Derivation of Formulas
The figure shown below is an inclined plane surface submerged in a liquid. The total area of the plane surface is given by A, cg is the center of gravity, and cp is the center of pressure.



The differential force dF acting on the element dA is
$dF = p \, dA$

$dF = \gamma h \, dA$

From the figure   $h = y \sin \theta$,
$dF = \gamma(y \sin \theta) \, dA$

Integrate both sides and note that γ and θ are constants,
$\displaystyle F = \gamma \sin \theta \int y \, dA$

Recall from Calculus that   $\displaystyle \int y \, dA = A\bar{y}$
$F = (\gamma \sin \theta) A\bar{y}$

$F = \gamma (\bar{y} \sin \theta)A$

From the figure,   $\bar{y} \sin \theta = \bar{h}$,   thus,

$F = \gamma \bar{h} A$


The product   $\gamma \bar{h}$   is a unit pressure at the centroid at the plane area, thus, the formula can be expressed in a more general term below.

$F = p_{cg} A$


Location of Total Hydrostatic Force (Eccentricity)
From the figure above, S is the intersection of the prolongation of the submerged area to the free liquid surface. Taking moment about point S.

$\displaystyle Fy_p = \int y \, dF$

$dF = \gamma(y \sin \theta) \, dA$
$F = \gamma (\bar{y} \sin \theta)A$


$\displaystyle [ \, \gamma (\bar{y} \sin \theta)A \, ]y_p = \int y \, [ \, \gamma(y \sin \theta) \, dA \, ]$

$\displaystyle (\gamma \sin \theta) A \bar{y} \, y_p = (\gamma \sin \theta) \int y^2 \, dA$

$\displaystyle A \bar{y} \, y_p = \int y^2 \, dA$

Again from Calculus,   $\displaystyle \int y^2 \, dA$   is called moment of inertia denoted by I Since our reference point is S,

$A \bar{y} \, y_p = I_S$


$y_p = \dfrac{I_S}{A \bar{y}}$


By transfer formula for moment of inertia   $I_S = I_g + A{\bar{y}}^2$,   the formula for yp will become   $y_p = \dfrac{I_g + A{\bar{y}}^2}{A \bar{y}}$   or

$y_p = \bar{y} + \dfrac{I_g}{A \bar{y}}$


From the figure above,   $y_p = \bar{y} + e$,   thus, the distance between cg and cp is

Eccentricity,   $e = \dfrac{I_g}{A \bar{y}}$


Total Hydrostatic Force on Curved Surfaces

In the case of curved surface submerged in liquid at rest, it is more convenient to deal with the horizontal and vertical components of the total force acting on the surface.

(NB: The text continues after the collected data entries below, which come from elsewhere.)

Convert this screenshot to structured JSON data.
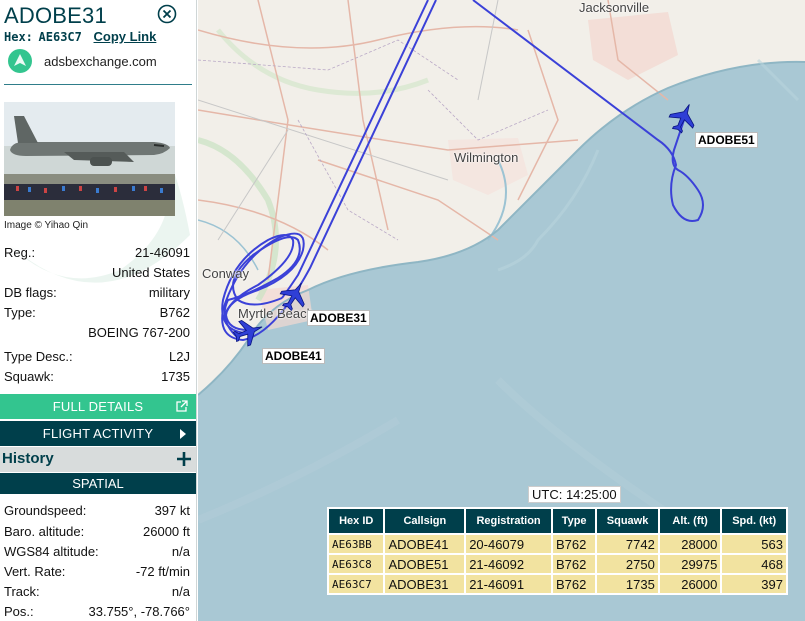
{
  "aircraft": {
    "callsign": "ADOBE31",
    "hex_label": "Hex:",
    "hex": "AE63C7",
    "copy_link": "Copy Link",
    "source": "adsbexchange.com",
    "photo_credit": "Image © Yihao Qin"
  },
  "details": [
    {
      "label": "Reg.:",
      "value": "21-46091"
    },
    {
      "label": "",
      "value": "United States"
    },
    {
      "label": "DB flags:",
      "value": "military"
    },
    {
      "label": "Type:",
      "value": "B762"
    },
    {
      "label": "",
      "value": "BOEING 767-200"
    },
    {
      "label": "Type Desc.:",
      "value": "L2J"
    },
    {
      "label": "Squawk:",
      "value": "1735"
    }
  ],
  "buttons": {
    "full_details": "FULL DETAILS",
    "flight_activity": "FLIGHT ACTIVITY",
    "history": "History",
    "spatial": "SPATIAL"
  },
  "spatial": [
    {
      "label": "Groundspeed:",
      "value": "397 kt"
    },
    {
      "label": "Baro. altitude:",
      "value": "26000 ft"
    },
    {
      "label": "WGS84 altitude:",
      "value": "n/a"
    },
    {
      "label": "Vert. Rate:",
      "value": "-72 ft/min"
    },
    {
      "label": "Track:",
      "value": "n/a"
    },
    {
      "label": "Pos.:",
      "value": "33.755°, -78.766°"
    }
  ],
  "map": {
    "cities": [
      "Jacksonville",
      "Wilmington",
      "Conway",
      "Myrtle Beach"
    ],
    "plane_labels": [
      "ADOBE51",
      "ADOBE31",
      "ADOBE41"
    ],
    "utc": "UTC: 14:25:00",
    "colors": {
      "water": "#a9c8d4",
      "land": "#f2efe9",
      "track": "#3b41d8",
      "plane": "#2f3fd6"
    }
  },
  "table": {
    "headers": [
      "Hex ID",
      "Callsign",
      "Registration",
      "Type",
      "Squawk",
      "Alt. (ft)",
      "Spd. (kt)"
    ],
    "rows": [
      [
        "AE63BB",
        "ADOBE41",
        "20-46079",
        "B762",
        "7742",
        "28000",
        "563"
      ],
      [
        "AE63C8",
        "ADOBE51",
        "21-46092",
        "B762",
        "2750",
        "29975",
        "468"
      ],
      [
        "AE63C7",
        "ADOBE31",
        "21-46091",
        "B762",
        "1735",
        "26000",
        "397"
      ]
    ]
  }
}
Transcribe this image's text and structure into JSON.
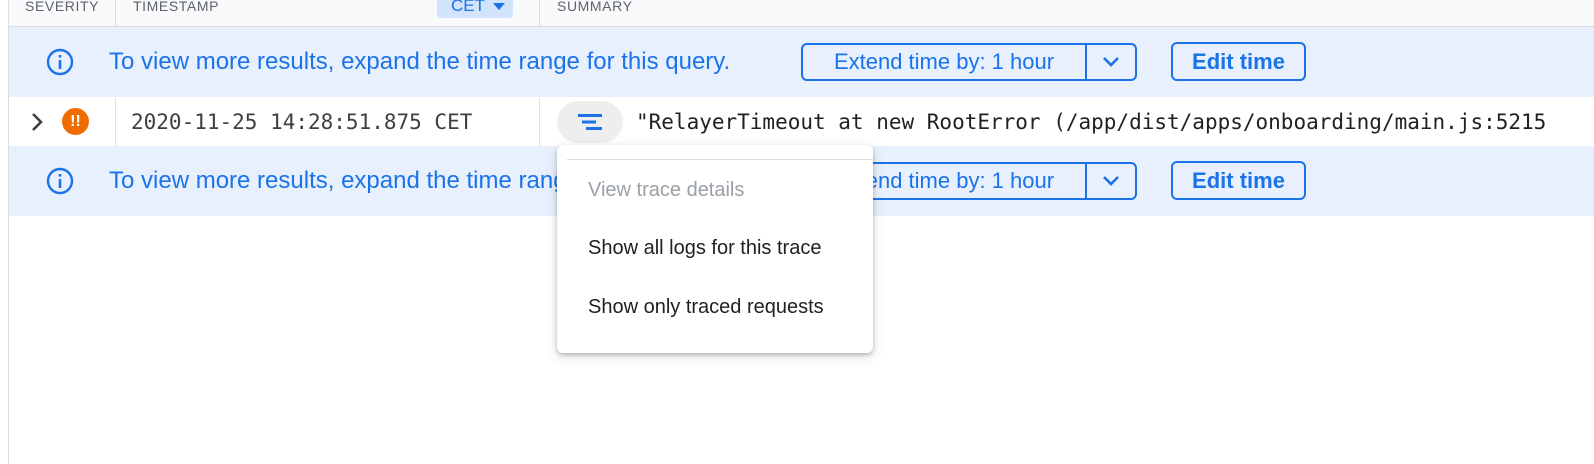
{
  "header": {
    "severity_label": "SEVERITY",
    "timestamp_label": "TIMESTAMP",
    "timezone_chip": "CET",
    "summary_label": "SUMMARY"
  },
  "banners": [
    {
      "message": "To view more results, expand the time range for this query.",
      "extend_label": "Extend time by: 1 hour",
      "edit_label": "Edit time"
    },
    {
      "message": "To view more results, expand the time range for this query.",
      "extend_label": "Extend time by: 1 hour",
      "edit_label": "Edit time"
    }
  ],
  "log_row": {
    "severity_symbol": "!!",
    "severity_color": "#ef6c00",
    "timestamp": "2020-11-25 14:28:51.875 CET",
    "summary": "\"RelayerTimeout at new RootError (/app/dist/apps/onboarding/main.js:5215"
  },
  "trace_menu": {
    "items": [
      {
        "label": "View trace details",
        "enabled": false
      },
      {
        "label": "Show all logs for this trace",
        "enabled": true
      },
      {
        "label": "Show only traced requests",
        "enabled": true
      }
    ]
  },
  "colors": {
    "accent": "#1a73e8",
    "banner_bg": "#e8f0fe",
    "warning": "#ef6c00"
  }
}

Note: the discussion here is also applicable to plane surfaces.

Horizontal Component
The horizontal component of the total hydrostatic force on any surface is equal to the pressure on the vertical projection of that surface.

$F_H = p_{cg}A$


Vertical Component
The vertical component of the total hydrostatic force on any surface is equal to the weight of either real or imaginary liquid above it.

$F_V = \gamma V$


Total Hydrostatic Force

$F = \sqrt{{F_H}^2 + {F_V}^2}$


Direction of   $F$

$\tan \theta_x = \dfrac{F_V}{F_H}$


Case 1: Liquid is above the curve surface
The vertical component of the hydrostatic force is downward and equal to the volume of the real liquid above the submerged surface.



Case 2: Liquid is below the curve surface
The vertical component of the hydrostatic force is going upward and equal to the volume of the imaginary liquid above the surface.